Defendant was convicted in 1994 upon his plea of guilty of the crime of sodomy in the first degree resulting from his sexual contact, including two acts of oral intercourse and one act of anal intercourse, with a three-year-old boy. At least one of these acts was witnessed by the victim's six-year-old brother. In preparation for his release on parole in August 2002, defendant was evaluated by the Board of Examiners of Sex Offenders (hereinafter Board) to determine his risk level classification pursuant to the Sex Offender Registration Act (see Correction Law art 6-C). Having scored 100 points on the risk assessment index, he was presumptively classified as a risk level II sex offender. Given the circumstances presented by defendant's case history, however, the Board recommended that his risk designation be raised to level III. After considering the case summary submitted by the Board containing the details of defendant's prior criminal and psychological history and following a determination proceeding, County Court increased defendant's risk level assessment score to 110 points and accepted the Board's recommendation that defendant be designated a risk level III sex offender.
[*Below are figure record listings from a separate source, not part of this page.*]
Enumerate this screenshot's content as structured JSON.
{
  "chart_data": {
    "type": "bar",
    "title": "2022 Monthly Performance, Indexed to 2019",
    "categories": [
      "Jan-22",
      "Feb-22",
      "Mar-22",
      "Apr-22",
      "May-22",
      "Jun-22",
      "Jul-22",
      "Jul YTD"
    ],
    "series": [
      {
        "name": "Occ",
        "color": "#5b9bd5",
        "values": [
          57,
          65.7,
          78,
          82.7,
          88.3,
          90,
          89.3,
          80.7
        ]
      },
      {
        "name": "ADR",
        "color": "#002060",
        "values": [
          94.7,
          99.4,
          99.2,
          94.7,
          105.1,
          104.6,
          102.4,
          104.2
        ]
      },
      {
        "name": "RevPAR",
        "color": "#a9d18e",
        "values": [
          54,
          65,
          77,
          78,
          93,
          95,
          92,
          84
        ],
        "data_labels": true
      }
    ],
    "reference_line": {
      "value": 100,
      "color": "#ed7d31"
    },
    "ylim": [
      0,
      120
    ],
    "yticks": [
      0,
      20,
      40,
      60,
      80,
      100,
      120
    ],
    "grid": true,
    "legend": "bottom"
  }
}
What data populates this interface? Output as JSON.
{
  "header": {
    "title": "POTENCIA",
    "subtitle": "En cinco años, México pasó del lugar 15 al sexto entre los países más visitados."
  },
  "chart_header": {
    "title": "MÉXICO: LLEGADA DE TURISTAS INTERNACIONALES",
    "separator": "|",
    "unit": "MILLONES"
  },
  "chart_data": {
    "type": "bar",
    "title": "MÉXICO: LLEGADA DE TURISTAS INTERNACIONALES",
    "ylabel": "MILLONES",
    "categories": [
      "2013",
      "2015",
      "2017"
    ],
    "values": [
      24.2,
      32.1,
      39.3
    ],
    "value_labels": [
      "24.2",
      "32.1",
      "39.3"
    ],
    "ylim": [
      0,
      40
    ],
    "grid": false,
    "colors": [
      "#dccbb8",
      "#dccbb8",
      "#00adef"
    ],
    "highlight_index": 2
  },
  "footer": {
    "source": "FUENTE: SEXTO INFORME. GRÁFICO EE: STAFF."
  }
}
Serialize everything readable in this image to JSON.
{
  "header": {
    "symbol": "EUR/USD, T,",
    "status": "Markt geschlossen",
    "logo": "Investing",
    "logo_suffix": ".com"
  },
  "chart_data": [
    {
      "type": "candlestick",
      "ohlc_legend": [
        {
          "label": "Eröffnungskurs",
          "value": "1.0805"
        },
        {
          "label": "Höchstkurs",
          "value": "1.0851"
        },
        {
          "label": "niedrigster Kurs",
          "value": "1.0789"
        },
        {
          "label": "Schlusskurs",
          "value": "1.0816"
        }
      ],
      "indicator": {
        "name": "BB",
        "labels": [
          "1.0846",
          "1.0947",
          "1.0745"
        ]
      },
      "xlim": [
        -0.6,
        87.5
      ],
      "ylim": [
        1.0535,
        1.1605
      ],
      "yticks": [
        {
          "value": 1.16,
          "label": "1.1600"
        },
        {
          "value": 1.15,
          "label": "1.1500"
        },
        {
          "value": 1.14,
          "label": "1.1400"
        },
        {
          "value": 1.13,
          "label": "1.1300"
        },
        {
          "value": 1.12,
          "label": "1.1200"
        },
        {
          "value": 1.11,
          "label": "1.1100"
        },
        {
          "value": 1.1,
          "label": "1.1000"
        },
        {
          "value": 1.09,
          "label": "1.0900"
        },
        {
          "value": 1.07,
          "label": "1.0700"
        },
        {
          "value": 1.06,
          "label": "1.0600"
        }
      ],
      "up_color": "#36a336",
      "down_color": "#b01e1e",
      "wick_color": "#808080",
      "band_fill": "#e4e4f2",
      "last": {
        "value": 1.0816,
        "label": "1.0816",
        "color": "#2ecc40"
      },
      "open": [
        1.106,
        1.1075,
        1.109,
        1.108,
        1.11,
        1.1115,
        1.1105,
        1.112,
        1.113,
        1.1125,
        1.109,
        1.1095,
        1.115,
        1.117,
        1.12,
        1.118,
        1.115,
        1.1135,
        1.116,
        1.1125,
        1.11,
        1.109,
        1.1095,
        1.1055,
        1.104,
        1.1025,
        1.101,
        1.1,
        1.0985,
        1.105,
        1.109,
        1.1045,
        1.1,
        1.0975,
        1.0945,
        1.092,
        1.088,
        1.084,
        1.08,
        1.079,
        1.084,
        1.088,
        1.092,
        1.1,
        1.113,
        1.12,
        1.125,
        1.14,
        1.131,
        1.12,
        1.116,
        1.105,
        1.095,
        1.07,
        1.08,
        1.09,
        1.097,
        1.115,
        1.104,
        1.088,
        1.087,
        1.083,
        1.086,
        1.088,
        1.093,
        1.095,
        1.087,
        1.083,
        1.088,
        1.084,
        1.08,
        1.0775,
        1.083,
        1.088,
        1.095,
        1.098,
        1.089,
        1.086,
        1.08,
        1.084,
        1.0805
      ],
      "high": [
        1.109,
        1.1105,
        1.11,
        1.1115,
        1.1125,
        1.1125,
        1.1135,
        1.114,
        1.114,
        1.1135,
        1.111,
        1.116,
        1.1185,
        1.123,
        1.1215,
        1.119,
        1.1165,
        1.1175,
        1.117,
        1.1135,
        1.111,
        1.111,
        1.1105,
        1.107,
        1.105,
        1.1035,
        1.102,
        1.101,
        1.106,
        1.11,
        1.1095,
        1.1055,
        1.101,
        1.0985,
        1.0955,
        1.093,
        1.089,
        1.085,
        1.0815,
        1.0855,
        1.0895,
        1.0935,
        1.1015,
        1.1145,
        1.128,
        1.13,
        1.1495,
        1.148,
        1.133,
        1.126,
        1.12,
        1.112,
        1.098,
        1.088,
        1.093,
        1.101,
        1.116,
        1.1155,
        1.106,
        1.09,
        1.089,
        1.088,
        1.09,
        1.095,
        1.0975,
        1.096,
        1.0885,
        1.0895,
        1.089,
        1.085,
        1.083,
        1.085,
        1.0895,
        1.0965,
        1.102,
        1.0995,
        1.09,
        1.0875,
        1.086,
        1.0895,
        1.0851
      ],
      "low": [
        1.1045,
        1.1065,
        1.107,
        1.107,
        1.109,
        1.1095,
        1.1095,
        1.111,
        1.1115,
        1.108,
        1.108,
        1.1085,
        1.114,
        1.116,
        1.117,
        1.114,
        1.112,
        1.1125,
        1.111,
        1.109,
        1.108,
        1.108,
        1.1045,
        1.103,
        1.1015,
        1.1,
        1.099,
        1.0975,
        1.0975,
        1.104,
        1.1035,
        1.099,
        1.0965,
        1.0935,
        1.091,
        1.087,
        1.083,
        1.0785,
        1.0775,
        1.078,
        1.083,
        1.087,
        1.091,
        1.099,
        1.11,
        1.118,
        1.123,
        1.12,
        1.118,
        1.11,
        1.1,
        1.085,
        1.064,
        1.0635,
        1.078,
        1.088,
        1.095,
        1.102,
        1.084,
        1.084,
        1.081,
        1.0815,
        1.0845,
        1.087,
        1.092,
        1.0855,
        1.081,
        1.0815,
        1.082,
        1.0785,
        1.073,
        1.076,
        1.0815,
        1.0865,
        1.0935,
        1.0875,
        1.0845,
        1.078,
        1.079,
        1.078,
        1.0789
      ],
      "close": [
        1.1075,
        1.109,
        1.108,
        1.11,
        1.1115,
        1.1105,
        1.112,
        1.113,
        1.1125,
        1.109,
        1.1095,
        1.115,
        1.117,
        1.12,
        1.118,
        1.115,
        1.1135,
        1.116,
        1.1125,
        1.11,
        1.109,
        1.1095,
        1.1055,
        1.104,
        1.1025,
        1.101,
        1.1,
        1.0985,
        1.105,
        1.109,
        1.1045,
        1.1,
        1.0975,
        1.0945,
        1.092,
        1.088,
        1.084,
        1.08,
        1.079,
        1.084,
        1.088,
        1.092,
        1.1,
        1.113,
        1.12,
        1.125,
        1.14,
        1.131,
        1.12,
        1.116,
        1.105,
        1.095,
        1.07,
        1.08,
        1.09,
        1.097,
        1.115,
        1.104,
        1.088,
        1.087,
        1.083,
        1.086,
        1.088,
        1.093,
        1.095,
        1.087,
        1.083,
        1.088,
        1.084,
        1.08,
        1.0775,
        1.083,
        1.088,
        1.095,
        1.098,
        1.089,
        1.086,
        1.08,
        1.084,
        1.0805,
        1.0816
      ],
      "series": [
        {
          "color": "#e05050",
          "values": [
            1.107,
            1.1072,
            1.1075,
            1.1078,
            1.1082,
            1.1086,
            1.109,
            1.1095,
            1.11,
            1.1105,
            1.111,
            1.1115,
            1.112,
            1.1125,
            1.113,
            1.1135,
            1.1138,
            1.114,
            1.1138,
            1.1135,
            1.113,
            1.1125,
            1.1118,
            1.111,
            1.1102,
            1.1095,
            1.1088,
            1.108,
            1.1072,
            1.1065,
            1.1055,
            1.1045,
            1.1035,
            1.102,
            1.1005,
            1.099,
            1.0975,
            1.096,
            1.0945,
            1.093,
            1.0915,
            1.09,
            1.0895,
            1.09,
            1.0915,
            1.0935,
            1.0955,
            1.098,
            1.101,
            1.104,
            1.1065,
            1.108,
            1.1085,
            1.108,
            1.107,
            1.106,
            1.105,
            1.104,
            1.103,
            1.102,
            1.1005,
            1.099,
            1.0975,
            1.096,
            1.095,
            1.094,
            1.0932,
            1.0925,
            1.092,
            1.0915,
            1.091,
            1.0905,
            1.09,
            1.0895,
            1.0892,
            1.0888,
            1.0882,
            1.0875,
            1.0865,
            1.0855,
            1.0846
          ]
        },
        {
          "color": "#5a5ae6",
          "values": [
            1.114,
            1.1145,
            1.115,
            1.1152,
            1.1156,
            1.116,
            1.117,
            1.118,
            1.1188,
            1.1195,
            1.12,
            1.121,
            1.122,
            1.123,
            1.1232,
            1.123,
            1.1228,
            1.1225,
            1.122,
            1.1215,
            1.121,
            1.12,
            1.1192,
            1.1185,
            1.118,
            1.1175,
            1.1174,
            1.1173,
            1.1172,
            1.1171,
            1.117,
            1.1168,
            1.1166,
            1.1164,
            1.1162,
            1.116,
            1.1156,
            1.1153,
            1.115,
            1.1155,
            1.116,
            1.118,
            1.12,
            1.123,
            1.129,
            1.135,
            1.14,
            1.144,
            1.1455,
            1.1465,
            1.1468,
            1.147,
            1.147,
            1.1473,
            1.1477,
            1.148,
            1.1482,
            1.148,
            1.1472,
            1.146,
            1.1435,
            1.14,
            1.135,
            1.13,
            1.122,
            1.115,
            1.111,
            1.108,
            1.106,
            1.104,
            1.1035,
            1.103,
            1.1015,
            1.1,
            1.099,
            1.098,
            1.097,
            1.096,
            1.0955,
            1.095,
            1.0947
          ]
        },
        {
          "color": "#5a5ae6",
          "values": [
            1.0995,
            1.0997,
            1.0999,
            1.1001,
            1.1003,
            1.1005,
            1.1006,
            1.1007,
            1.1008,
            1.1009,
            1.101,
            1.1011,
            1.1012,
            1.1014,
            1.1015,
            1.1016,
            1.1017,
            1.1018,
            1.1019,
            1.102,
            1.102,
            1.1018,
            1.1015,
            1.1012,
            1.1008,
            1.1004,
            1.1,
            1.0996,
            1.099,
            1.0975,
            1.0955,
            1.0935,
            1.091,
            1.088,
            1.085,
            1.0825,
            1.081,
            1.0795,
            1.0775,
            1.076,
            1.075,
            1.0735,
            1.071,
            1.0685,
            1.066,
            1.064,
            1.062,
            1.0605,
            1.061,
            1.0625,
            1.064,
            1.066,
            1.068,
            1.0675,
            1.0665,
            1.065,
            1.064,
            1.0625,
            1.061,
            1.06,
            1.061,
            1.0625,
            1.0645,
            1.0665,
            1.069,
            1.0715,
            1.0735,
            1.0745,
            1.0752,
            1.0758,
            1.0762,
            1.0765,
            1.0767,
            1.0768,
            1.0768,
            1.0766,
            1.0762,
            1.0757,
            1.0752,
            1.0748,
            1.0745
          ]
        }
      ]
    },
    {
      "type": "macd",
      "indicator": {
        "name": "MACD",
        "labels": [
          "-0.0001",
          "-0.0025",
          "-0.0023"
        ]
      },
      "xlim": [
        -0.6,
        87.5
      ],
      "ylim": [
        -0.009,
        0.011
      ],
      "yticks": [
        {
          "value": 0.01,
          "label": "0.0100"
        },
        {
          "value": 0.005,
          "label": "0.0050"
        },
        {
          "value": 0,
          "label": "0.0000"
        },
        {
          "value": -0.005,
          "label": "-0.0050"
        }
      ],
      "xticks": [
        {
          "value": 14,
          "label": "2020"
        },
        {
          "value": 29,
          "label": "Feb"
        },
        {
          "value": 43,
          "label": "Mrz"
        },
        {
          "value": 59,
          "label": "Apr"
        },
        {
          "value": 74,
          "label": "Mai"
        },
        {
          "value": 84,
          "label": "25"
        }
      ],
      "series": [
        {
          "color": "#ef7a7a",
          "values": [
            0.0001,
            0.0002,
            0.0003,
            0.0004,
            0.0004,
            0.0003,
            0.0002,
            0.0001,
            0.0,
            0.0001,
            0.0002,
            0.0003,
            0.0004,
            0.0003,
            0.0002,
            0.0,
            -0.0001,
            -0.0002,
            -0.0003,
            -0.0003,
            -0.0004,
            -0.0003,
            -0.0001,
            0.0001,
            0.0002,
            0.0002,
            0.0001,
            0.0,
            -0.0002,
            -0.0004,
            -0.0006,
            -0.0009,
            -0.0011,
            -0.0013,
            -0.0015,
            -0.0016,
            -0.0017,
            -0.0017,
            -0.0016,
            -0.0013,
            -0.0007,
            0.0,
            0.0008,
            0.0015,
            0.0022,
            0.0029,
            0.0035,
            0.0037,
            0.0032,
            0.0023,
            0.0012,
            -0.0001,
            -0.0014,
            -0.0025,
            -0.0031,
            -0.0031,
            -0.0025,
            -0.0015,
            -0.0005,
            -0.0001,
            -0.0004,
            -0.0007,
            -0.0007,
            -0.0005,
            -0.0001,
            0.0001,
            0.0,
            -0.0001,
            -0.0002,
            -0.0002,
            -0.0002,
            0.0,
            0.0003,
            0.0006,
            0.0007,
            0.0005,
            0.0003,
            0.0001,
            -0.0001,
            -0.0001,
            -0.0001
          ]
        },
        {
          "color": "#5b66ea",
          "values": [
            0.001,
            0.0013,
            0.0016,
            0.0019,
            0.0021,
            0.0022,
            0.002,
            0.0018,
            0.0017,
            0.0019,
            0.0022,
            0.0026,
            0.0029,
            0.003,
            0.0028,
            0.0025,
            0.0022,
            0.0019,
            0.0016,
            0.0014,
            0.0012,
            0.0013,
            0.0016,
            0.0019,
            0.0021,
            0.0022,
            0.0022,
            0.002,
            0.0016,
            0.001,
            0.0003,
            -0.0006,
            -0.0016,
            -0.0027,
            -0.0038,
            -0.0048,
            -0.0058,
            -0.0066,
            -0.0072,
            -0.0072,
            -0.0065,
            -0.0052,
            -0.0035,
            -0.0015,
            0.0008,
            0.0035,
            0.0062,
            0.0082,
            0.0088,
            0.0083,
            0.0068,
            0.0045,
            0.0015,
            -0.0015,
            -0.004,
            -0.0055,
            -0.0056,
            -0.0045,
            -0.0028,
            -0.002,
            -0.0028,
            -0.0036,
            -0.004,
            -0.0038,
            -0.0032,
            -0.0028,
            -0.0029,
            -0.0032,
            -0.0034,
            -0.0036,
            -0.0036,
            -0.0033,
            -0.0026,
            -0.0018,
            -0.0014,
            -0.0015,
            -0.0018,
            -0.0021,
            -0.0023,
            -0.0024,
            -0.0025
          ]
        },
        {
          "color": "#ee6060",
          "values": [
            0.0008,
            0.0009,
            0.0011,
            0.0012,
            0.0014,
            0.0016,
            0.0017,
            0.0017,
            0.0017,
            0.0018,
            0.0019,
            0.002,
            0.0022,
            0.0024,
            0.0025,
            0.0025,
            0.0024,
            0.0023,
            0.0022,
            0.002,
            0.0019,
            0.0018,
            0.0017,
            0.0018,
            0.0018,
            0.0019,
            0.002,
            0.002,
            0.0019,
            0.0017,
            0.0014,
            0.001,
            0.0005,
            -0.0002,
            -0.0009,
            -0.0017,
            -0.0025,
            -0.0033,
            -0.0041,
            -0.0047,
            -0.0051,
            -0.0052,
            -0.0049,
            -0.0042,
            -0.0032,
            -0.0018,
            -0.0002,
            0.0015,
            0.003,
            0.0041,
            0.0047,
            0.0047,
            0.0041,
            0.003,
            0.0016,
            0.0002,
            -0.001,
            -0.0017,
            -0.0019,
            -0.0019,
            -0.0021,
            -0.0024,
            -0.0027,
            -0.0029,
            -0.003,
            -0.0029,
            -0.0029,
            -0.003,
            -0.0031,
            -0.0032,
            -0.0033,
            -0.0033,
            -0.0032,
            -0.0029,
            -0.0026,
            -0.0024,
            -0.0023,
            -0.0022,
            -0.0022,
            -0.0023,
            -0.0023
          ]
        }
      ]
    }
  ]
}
Defendant appeals, contending that he failed to receive adequate notice of the Board's intention to seek an upward departure from the presumptive risk level, in violation of Correction Law § 168-d (3). This assertion is not supported by the record, which discloses that defendant was first placed on notice of the Board's intention to seek a level III designation in the "departure" section of the form submitted by the Board to County Court on or about May 22, 2002, over a month before the determinative hearing held June 28, 2002, giving defendant considerably more than the 15 days' notice required by statute.
We find, in addition, that County Court properly exercised its discretion by elevating defendant's score by 10 points, increasing his sex offender risk status to level III (see People v Roland, 292 AD2d 271, 272 [2002], lv denied 98 NY2d 614 [2002]). Given the three-year-old victim's complaint of pain and obvious "physical helplessness" against the sexual assault of an adult male, together with the undisputed facts contained in defendant's case summary demonstrating that defendant has a lengthy history of mental health issues and emotional problems, the record provides sufficient evidentiary support for the enhancement of his risk classification to level III (see People v Dorato, 291 AD2d 580 [2002]). The remaining arguments raised by defendant have been examined and found to be without merit.
Spain, J.P., Mugglin, Lahtinen and Kane, JJ., concur. Ordered that the judgment is affirmed, without costs.